Ever since the Industrial Revolution and the spread of capitalism, gradually rising wages have been the norm, apart from in wartime and during brief periods of extreme economic dislocation. The fact that this process went into partial reverse over the past few years despite the recovery came as a shock and helped to explain why so many people began to fall out of love with capitalism. It is therefore excellent news that normality is finally re-establishing itself.

One view of unemployment is simply that it happens when labour is more expensive than people are willing to pay for it. That's obvious in that one sense of course. The question becomes then well, how quickly will the repricing happen if we do ever get to that stage? There are those who insist that it happens immediately and thus unemployment and recessions cannot happen. Not an entirely convincing view. There are also those who insist that it can take forever and this justifies all sorts of interventions. And then we've got the evidence of the past few years.

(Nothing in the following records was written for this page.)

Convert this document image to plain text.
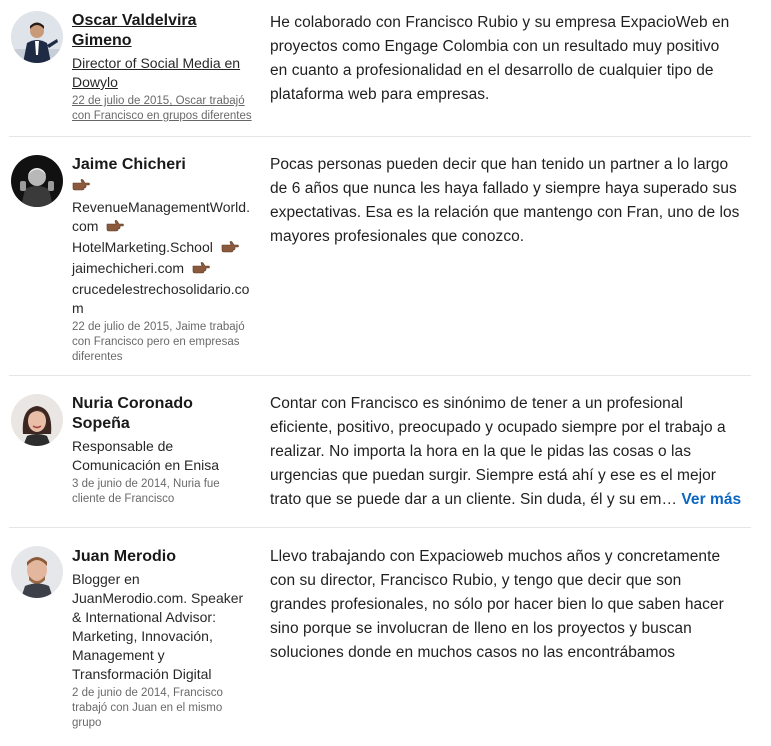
Oscar Valdelvira Gimeno
Director of Social Media en Dowylo
22 de julio de 2015, Oscar trabajó con Francisco en grupos diferentes
He colaborado con Francisco Rubio y su empresa ExpacioWeb en
proyectos como Engage Colombia con un resultado muy positivo
en cuanto a profesionalidad en el desarrollo de cualquier tipo de
plataforma web para empresas.
Jaime Chicheri
RevenueManagementWorld.
com  HotelMarketing.School
jaimechicheri.com
crucedelestrechosolidario.co
m
22 de julio de 2015, Jaime trabajó con Francisco pero en empresas diferentes
Pocas personas pueden decir que han tenido un partner a lo largo
de 6 años que nunca les haya fallado y siempre haya superado sus
expectativas. Esa es la relación que mantengo con Fran, uno de los
mayores profesionales que conozco.
Nuria Coronado Sopeña
Responsable de Comunicación en Enisa
3 de junio de 2014, Nuria fue cliente de Francisco
Contar con Francisco es sinónimo de tener a un profesional
eficiente, positivo, preocupado y ocupado siempre por el trabajo a
realizar. No importa la hora en la que le pidas las cosas o las
urgencias que puedan surgir. Siempre está ahí y ese es el mejor
trato que se puede dar a un cliente. Sin duda, él y su em… Ver más
Juan Merodio
Blogger en JuanMerodio.com. Speaker & International Advisor: Marketing, Innovación, Management y Transformación Digital
2 de junio de 2014, Francisco trabajó con Juan en el mismo grupo
Llevo trabajando con Expacioweb muchos años y concretamente
con su director, Francisco Rubio, y tengo que decir que son
grandes profesionales, no sólo por hacer bien lo que saben hacer
sino porque se involucran de lleno en los proyectos y buscan
soluciones donde en muchos casos no las encontrábamos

It could be argued that labour in the UK did become too expensive. We had just had the largest and longest peacetime expansion of the economy after all. So, a repricing was necessary. And this is where Keynes could be said to be correct. It takes time because nominal wages are sticky downwards. People really, really, don't like lower numbers on their paycheques. They'll grumble about their real wages falling if it's disguised with a little bit of inflation but they'll riot if the equivalent fall were at a steady price level.

We don't say that the past few years prove it: only that what evidence we have is consistent with this explanation. And, given the paucity of our evidence base, that's probably the best we can do.